Today in Oslo, Norway, Vice President Al Gore, was given the Nobel Peace Prize along with the Intergovernmental Panel on Climate Change (IPCC) "for their efforts to build up and disseminate greater knowledge about man-made climate change, and to lay the foundations for the measures that are needed to counteract such change."

As Gore noted in his speech (which I highly recommend checking out) "today, we dumped another 70 million tons of global-warming pollution into the thin shell of atmosphere surrounding our planet, as if it were an open sewer. And tomorrow, we will dump a slightly larger amount, with the cumulative concentrations now trapping more and more heat from the sun.

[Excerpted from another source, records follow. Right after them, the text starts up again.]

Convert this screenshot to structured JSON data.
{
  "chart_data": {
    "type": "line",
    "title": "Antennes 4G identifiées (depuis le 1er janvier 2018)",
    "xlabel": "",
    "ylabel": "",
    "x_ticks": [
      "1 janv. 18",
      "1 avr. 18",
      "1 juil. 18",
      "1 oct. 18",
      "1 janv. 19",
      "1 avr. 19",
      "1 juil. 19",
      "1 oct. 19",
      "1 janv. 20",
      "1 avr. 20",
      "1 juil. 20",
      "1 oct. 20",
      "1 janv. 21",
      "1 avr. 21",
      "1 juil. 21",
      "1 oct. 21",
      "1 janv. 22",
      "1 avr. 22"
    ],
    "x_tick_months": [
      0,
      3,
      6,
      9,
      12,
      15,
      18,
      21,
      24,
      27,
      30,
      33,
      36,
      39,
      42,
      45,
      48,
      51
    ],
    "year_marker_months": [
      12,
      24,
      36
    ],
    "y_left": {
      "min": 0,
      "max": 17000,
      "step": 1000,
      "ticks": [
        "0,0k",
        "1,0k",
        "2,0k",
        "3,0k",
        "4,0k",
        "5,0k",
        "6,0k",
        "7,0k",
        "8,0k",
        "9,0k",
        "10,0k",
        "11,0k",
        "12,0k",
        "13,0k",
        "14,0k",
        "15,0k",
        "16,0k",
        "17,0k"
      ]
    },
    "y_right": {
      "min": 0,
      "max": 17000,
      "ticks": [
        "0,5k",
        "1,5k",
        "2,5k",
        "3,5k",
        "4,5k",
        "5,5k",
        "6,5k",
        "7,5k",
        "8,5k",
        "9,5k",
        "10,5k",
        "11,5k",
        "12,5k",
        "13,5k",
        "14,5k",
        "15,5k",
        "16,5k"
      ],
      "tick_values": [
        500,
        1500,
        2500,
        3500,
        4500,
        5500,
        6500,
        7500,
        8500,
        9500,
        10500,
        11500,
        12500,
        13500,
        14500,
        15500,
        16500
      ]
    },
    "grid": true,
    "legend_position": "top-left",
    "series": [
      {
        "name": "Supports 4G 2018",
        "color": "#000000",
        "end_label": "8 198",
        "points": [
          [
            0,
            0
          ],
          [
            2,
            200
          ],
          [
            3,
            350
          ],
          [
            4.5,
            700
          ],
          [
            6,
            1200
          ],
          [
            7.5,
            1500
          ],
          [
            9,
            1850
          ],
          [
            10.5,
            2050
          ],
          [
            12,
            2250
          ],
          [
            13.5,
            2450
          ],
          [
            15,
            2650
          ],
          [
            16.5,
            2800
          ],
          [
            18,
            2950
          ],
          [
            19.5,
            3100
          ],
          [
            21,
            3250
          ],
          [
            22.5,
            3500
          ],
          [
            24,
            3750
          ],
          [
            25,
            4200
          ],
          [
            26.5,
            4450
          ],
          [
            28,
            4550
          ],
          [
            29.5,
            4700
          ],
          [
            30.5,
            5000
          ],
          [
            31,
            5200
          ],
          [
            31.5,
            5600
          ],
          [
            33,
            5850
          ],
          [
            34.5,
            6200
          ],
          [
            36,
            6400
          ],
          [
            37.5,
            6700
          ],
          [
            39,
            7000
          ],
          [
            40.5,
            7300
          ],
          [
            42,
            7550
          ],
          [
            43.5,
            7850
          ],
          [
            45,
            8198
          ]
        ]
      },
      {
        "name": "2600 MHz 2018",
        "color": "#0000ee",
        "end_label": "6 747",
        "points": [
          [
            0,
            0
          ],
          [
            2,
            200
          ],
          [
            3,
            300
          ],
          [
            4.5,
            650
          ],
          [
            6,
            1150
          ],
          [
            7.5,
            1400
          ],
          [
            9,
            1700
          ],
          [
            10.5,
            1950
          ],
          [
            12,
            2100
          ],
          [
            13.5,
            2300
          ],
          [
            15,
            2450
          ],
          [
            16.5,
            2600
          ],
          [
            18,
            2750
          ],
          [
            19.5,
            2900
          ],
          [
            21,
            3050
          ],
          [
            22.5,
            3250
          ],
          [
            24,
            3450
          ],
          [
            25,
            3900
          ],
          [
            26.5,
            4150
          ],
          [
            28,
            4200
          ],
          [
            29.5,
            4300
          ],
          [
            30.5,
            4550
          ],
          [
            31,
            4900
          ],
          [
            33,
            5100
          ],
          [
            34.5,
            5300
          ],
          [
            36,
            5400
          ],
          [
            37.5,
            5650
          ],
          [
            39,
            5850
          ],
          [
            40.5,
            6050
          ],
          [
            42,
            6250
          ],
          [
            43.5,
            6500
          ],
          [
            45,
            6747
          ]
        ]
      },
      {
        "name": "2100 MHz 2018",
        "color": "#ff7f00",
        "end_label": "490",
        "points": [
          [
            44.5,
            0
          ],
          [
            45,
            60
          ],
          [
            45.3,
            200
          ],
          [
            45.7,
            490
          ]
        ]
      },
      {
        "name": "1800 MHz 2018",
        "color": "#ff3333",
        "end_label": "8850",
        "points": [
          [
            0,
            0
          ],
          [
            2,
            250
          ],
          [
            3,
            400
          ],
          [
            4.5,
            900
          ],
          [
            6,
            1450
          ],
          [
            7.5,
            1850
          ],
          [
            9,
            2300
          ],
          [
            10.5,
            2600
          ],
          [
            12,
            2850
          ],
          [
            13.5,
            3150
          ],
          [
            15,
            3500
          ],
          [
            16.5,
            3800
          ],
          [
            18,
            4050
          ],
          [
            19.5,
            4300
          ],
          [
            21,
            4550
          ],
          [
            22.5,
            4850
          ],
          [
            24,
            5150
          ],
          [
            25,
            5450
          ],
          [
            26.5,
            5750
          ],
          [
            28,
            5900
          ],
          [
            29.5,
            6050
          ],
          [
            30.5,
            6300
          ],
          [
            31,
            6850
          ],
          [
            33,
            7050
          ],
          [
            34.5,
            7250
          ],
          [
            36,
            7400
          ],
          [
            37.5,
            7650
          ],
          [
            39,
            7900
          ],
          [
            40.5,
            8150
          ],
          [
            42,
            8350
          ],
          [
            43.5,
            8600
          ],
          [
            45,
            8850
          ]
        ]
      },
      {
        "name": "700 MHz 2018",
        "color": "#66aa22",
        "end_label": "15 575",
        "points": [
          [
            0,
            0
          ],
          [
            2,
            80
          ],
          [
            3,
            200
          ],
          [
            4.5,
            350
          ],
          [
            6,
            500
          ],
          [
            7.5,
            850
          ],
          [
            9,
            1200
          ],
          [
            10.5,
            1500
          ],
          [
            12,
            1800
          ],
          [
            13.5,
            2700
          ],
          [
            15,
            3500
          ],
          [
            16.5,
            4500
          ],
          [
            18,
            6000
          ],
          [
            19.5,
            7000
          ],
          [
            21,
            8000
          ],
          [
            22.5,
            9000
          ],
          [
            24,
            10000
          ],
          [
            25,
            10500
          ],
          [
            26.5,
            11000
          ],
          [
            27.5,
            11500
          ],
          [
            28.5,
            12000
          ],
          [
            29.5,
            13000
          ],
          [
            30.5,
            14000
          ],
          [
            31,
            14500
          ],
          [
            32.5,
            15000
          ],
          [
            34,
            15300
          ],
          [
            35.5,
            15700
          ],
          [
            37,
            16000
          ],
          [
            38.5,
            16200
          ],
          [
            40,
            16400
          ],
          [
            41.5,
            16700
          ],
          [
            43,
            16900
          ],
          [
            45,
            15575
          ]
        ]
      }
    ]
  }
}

As a result, the earth has a fever. And the fever is rising. The experts have told us it is not a passing affliction that will heal by itself. We asked for a second opinion. And a third. And a fourth. And the consistent conclusion, restated with increasing alarm, is that something basic is wrong.

We are what is wrong, and we must make it right."

Now there are a lot of people who will put Gore down for his carbon credit buying, his jetplane travel, and the mansion that he lives in, all points that I think are fair but possibly not balanced. Having said that, he's put climate change on the map and done more for the sustainability movement by doing so than just about anyone out there. And the first step is to acknowledge the problem, which he now has most of us doing.

So a hail and hearty Huzzah to Mr. Gore for his past, present, and future accomplishments and for helping make this global problem one that everyone is (finally) talking about.